What then happens is the inflated consignments are absorbed by the
smuggling gangs and redirected, often with great sophistication, to
Britain. Typically, five containers "for the local market" will be sent
to, say, Montenegro.

Most of those 40ft containers will find their way into the hands of
smugglers who bribe customs officials to turn a blind eye to the cargo. A
container costing £5,000 to ship can earn the smuggler £1 million. The
smugglers are mostly part of organised East European crime syndicates
which have moved into tobacco smuggling because the profit margins are
high and there is considerably less risk than in drug smuggling.

Before Cyprus started importing six billion British cigarettes, Andorra
took in 1.5 billion - which represents a 140-a-day habit for every man,
woman and child in the tiny Pyrenean state. Spanish and Andorran Customs
closed the loophole and the smugglers moved on.
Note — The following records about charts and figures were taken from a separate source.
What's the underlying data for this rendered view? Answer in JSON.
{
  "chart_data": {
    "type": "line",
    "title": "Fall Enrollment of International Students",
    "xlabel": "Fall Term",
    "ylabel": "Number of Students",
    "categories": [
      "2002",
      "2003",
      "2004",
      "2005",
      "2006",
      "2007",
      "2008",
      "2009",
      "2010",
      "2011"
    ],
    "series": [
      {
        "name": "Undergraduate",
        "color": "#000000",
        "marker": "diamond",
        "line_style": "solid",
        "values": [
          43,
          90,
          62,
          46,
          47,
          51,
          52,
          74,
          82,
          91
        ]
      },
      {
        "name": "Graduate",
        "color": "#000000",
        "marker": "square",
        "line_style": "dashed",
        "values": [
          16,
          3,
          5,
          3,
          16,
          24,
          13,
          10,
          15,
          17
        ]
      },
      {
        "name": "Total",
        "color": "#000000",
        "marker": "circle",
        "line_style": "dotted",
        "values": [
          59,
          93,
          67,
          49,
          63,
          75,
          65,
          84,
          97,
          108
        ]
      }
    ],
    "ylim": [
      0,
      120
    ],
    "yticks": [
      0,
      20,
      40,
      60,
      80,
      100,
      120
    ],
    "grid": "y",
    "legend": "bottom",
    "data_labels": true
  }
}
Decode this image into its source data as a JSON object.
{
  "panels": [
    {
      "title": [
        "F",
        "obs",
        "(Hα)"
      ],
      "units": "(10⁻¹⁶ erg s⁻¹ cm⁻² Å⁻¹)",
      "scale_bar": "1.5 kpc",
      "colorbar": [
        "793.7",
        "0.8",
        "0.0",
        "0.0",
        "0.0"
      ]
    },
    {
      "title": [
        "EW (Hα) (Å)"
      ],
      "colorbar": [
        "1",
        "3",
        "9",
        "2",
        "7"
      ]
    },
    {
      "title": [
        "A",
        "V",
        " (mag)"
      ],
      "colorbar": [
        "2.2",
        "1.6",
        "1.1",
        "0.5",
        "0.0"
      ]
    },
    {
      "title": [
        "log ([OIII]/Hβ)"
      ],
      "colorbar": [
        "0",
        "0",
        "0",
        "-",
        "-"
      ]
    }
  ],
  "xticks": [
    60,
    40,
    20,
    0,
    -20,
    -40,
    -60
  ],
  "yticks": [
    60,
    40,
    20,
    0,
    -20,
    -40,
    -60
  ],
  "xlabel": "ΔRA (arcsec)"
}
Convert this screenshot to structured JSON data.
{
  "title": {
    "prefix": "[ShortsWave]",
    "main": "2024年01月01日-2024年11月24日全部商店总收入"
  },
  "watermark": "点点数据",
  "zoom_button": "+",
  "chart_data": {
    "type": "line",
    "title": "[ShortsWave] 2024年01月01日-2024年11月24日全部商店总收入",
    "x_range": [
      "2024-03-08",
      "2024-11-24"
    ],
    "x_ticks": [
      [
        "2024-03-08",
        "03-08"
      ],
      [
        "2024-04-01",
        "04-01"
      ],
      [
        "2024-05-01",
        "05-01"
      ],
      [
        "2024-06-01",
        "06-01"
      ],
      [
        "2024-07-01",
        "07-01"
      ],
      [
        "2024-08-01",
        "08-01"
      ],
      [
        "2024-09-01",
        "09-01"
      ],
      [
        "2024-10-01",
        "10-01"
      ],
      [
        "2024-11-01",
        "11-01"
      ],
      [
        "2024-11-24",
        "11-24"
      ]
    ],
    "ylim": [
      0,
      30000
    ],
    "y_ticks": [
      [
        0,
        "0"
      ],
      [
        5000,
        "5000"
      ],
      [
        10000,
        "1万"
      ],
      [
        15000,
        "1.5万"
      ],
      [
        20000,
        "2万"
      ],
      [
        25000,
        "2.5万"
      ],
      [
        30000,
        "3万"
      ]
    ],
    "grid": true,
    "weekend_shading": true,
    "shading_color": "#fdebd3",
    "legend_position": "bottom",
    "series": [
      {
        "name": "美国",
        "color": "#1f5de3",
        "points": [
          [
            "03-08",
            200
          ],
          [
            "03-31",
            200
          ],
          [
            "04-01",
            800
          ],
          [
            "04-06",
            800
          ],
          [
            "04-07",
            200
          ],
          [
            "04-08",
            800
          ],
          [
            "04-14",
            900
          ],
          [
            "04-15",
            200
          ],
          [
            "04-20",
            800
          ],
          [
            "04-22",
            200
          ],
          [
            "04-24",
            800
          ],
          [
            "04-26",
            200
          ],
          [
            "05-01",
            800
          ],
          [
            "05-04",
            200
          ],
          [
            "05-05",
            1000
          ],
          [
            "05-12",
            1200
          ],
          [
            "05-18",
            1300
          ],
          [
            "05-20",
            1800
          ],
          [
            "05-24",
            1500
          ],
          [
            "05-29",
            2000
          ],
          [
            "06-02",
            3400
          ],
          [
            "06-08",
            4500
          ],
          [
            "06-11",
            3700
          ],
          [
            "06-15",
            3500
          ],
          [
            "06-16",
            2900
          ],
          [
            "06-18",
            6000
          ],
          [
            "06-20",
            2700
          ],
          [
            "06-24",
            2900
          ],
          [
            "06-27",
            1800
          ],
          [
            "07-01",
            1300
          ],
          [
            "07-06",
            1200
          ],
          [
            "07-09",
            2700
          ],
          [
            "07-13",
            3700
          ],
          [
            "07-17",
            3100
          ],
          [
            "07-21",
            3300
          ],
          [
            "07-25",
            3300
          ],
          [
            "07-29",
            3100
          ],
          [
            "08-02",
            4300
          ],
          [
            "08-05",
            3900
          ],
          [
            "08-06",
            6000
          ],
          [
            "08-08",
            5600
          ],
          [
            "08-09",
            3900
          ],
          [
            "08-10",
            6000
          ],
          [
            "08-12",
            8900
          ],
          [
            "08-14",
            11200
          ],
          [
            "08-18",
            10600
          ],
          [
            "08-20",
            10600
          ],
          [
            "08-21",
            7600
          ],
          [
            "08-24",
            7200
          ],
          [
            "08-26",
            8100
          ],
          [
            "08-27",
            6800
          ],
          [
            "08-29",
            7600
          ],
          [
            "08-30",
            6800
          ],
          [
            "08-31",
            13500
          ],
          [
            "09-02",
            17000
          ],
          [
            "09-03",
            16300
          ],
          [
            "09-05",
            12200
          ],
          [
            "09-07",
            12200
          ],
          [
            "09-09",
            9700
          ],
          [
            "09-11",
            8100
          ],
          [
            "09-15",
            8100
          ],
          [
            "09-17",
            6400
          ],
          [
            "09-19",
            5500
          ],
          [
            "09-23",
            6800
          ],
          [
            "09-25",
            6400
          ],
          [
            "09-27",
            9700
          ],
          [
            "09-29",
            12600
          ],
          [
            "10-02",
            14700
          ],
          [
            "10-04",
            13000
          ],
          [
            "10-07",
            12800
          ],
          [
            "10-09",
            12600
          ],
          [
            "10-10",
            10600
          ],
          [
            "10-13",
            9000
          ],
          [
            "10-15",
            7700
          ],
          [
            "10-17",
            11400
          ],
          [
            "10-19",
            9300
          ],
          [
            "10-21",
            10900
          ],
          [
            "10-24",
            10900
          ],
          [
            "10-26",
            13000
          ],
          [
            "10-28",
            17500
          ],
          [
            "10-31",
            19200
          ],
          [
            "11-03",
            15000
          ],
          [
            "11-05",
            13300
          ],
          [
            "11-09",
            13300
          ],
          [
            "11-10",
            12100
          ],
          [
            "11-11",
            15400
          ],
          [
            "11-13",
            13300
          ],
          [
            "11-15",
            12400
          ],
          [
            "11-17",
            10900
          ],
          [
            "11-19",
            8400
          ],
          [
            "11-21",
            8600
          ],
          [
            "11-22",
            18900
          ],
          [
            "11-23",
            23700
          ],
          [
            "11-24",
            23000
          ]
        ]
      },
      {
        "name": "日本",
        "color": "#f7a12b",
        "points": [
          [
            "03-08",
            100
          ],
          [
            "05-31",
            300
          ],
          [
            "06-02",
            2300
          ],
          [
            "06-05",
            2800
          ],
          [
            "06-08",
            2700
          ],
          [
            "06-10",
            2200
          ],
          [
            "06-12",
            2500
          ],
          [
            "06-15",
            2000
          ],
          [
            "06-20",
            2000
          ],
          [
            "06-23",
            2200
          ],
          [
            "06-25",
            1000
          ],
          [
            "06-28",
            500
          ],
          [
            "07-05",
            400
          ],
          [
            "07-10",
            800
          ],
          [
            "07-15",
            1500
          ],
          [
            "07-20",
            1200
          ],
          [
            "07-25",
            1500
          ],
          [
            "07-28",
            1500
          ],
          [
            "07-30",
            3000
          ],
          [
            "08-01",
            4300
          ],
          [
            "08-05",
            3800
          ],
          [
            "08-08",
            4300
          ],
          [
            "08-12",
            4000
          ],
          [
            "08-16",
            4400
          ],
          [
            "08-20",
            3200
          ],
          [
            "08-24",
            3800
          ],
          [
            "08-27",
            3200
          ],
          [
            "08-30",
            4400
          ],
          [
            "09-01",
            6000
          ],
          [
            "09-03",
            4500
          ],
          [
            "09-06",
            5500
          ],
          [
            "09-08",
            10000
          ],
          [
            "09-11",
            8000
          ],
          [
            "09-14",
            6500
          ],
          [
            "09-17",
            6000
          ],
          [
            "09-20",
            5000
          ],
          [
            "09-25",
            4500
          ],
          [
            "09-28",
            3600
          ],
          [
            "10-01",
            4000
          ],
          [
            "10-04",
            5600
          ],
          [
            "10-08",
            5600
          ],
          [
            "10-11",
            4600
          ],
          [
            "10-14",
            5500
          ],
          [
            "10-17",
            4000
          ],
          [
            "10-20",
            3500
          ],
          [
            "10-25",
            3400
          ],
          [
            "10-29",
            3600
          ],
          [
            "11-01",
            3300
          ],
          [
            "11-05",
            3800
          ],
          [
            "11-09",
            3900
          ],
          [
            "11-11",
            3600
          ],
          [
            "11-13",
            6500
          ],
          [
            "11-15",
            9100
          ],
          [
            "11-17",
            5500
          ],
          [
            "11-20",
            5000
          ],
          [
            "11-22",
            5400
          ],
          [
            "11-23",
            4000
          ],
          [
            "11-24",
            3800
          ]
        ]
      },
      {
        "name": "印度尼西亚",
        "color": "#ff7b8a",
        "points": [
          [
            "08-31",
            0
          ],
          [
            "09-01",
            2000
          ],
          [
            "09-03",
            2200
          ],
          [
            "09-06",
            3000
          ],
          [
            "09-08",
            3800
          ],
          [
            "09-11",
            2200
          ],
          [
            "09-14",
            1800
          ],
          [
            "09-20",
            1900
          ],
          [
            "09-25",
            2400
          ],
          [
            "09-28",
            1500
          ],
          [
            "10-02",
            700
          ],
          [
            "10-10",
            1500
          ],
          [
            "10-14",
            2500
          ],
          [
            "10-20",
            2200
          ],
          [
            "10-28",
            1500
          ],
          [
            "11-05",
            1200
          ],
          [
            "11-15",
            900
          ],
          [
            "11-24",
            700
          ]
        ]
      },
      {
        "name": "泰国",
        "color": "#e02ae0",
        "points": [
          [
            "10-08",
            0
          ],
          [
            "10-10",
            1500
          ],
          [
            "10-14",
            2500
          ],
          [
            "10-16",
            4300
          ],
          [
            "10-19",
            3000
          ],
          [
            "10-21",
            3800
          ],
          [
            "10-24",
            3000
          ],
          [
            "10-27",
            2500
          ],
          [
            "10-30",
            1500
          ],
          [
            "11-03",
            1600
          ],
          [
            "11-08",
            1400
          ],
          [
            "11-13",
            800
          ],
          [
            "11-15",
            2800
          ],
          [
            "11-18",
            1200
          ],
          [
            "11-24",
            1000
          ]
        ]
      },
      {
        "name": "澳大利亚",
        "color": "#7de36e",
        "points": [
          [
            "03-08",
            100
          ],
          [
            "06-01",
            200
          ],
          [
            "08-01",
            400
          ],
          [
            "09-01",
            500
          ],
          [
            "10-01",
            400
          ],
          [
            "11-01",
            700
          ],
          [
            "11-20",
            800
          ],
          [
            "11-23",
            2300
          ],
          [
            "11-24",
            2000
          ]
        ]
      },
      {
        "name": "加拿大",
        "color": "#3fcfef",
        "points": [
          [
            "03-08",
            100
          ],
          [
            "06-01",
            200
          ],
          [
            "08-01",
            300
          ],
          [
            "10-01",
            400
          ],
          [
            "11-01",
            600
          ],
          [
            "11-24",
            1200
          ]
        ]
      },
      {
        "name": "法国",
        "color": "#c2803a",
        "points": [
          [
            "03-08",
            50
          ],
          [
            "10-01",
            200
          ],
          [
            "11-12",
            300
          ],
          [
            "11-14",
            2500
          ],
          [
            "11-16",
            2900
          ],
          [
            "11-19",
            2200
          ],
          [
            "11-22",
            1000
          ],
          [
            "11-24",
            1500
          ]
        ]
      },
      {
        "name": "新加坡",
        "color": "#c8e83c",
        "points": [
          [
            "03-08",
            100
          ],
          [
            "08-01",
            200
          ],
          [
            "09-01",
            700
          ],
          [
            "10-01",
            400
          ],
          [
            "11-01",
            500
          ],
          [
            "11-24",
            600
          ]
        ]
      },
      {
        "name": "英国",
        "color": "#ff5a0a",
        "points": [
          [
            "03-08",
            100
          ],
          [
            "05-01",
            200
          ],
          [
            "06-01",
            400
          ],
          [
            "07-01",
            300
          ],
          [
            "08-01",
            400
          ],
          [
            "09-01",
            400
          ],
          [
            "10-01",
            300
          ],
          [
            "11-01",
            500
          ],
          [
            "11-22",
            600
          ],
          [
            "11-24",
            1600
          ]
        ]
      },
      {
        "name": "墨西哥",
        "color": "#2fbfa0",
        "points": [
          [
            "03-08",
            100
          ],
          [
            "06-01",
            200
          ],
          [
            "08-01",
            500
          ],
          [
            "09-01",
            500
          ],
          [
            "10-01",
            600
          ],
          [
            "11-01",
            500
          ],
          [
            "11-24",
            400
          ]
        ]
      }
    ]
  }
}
Before Andorra was closed to smugglers, only 435 million British
cigarettes were shipped to Cyprus. Immediately afterwards, around 11
billion were sent, which has now stabilised at six billion.

A British Customs spokesman says officers were on target to seize two
billion illegally imported cigarettes last year. One billion of these are
expected to have been made by Imperial.

If, as Customs & Excise claims, seizures represent a mere 10 per cent of
total cigarettes smuggled into Britain, this means Imperial alone will
probably have 10 billion cigarettes smuggled into Britain this year - well
over half the 16 billion the firm legally exported. There is increasing
concern that the major tobacco companies should do more to prevent
smuggling.

British American Tobacco (BAT) is currently under Department of Trade and
Industry investigation for allegedly encouraging smuggling following a
House of Commons Health Select Committee report on the tobacco industry.

The EU is taking American firms Philip Morris and RJ Reynolds to court in
New York accusing them of smuggling cigarettes into Europe, money
laundering, racketeering and organised crime.

The big tobacco firms are exporting huge amounts of cigarettes to
countries they know have no sufficient market for them, investigators
allege, and are not carrying out rigorous enough checks to prevent them
being smuggled back into Britain.

Certainly, profits from overseas markets are booming for Britain's big
tobacco firms.

In 1999, Imperial's international cigarette sales increased by 40 per
cent, to 16.5 billion cigarettes. Its operating profit in the first half
of 2000 was £115 million, compared with £93million in the same period in
1999.

Gallaher increased first half year volumes in 2000 to 8.6 billion
cigarettes, up from 6.8 billion cigarettes in 1999. Both companies deny
collusion in smuggling and say they deplore it.

A spokesman for Imperial said: "We strongly deplore cigarette smuggling
and we do everything we can to assist Customs by stamping it out."

A spokesman for Gallaher said: "Gallaher deplores smuggling and uses every
opportunity to bring it to the attention of the Government."